Some known systems sense vibrations propagating through the ground in order to detect the presence of one or more objects. These systems can examine the vibrations that are sensed in order to attempt to identify the objects, determine where the objects are located, and the like. One example of such systems senses ground vibrations using a fiber optic cable extending beneath or near rail tracks. While these fiber optic cables may have been placed along the rail track to provide network connectivity, some rail companies have the ability to use these fiber optic cables to monitor vibrations in the ground. These vibrations can be used to attempt to identify the passage of rail vehicles along the track.
One problem with these known systems is that the systems are not “vital” systems. For example, the systems may be unable to automatically correct changes in sensed vibrations that are caused by external factors. Changes in the weather and other factors may change the vibrations and/or the propagation of vibrations through the ground, and can hinder or block the ability of these systems to accurately identify rail vehicles based on the vibrations that are generated. These systems may suffer from incorrectly detecting a rail vehicle based on vibrations that are not caused by the rail vehicle, but that appear to be caused by a rail vehicle due to the impact of environmental conditions on the propagation of the vibrations. Similarly, these systems may suffer from failing to detect a rail vehicle based on vibrations that are caused by the rail vehicle, but that do not appear to be caused by a rail vehicle due to the impact of environmental conditions on the propagation of the vibrations.
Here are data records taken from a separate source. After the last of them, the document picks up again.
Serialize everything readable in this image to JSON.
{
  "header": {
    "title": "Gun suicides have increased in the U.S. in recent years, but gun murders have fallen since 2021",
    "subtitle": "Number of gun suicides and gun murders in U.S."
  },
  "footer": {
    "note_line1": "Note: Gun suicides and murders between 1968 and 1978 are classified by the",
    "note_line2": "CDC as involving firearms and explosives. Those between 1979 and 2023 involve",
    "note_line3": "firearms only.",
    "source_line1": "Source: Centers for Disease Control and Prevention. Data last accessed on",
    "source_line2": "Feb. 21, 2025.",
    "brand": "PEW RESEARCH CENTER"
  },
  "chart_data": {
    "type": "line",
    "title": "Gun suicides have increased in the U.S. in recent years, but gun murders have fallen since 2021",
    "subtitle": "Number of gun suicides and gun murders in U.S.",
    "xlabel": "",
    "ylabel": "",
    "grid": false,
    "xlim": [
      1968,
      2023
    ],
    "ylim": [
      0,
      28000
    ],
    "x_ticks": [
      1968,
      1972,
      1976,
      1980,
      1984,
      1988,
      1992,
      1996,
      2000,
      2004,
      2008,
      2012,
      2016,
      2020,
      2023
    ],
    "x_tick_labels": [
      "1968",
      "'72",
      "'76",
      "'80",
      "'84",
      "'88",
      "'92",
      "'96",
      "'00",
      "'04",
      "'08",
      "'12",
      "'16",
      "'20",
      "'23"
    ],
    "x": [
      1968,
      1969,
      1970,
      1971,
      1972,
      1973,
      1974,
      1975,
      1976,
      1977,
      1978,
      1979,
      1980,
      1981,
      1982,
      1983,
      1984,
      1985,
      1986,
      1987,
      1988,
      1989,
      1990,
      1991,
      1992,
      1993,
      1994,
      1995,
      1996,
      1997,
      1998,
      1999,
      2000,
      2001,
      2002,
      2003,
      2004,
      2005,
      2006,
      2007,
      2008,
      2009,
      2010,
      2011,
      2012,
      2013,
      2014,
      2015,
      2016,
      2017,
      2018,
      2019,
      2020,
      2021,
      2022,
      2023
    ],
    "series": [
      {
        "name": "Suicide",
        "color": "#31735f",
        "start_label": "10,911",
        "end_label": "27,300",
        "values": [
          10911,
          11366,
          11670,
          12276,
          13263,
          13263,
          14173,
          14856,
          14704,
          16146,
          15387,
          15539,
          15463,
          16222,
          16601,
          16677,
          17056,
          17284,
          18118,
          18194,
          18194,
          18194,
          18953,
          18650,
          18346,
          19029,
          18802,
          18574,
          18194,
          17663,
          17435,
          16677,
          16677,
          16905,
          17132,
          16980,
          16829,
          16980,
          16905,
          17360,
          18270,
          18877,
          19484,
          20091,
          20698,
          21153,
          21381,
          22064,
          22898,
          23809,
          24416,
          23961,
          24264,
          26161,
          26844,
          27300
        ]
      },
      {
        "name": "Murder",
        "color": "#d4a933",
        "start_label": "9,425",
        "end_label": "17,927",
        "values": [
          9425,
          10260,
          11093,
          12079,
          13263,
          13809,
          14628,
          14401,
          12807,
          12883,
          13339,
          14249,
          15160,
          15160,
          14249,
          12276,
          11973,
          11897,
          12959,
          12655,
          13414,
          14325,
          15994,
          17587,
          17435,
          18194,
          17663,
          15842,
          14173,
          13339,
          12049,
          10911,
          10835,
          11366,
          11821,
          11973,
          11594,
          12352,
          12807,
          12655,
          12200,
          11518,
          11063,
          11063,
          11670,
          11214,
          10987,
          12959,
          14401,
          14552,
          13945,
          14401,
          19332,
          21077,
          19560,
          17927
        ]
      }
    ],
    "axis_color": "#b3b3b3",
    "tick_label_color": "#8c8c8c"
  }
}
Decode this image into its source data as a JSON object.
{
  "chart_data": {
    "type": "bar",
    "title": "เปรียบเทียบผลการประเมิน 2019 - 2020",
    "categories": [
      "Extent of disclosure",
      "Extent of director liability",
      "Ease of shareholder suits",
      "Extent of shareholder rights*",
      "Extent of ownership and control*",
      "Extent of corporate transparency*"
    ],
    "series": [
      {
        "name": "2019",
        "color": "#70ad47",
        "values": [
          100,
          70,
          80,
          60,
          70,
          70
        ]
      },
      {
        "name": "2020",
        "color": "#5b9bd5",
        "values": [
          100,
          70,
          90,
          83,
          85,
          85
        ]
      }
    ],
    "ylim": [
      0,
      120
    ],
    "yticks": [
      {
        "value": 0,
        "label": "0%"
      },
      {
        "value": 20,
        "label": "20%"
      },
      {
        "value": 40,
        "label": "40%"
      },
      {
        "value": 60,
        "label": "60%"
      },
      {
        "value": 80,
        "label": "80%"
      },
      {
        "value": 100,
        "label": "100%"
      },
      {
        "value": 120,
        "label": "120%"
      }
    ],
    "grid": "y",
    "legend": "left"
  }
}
Additionally, existing systems typically rely on a one-time calibration of the exact location of the fiber optic cables. Changes in the fiber optic cable or interrogation equipment subsequent to calibration, therefore, can introduce errors into the data utilized to detect vehicles. For example, if the fiber optic cable characteristics or the fiber optic cable itself is moved, data skewing can occur and the accuracy of the system can be affected. Accordingly, there is a need for a system and method that is capable of ensuring that the physic fiber optic cables have not moved, and which can be calibrated to account for any such movements.
Moreover, initial configuration and calibration of the existing systems is complex, time-consuming, which implies that the installation of such systems is very long and requires a lot of time and/or many people on site to configure the system.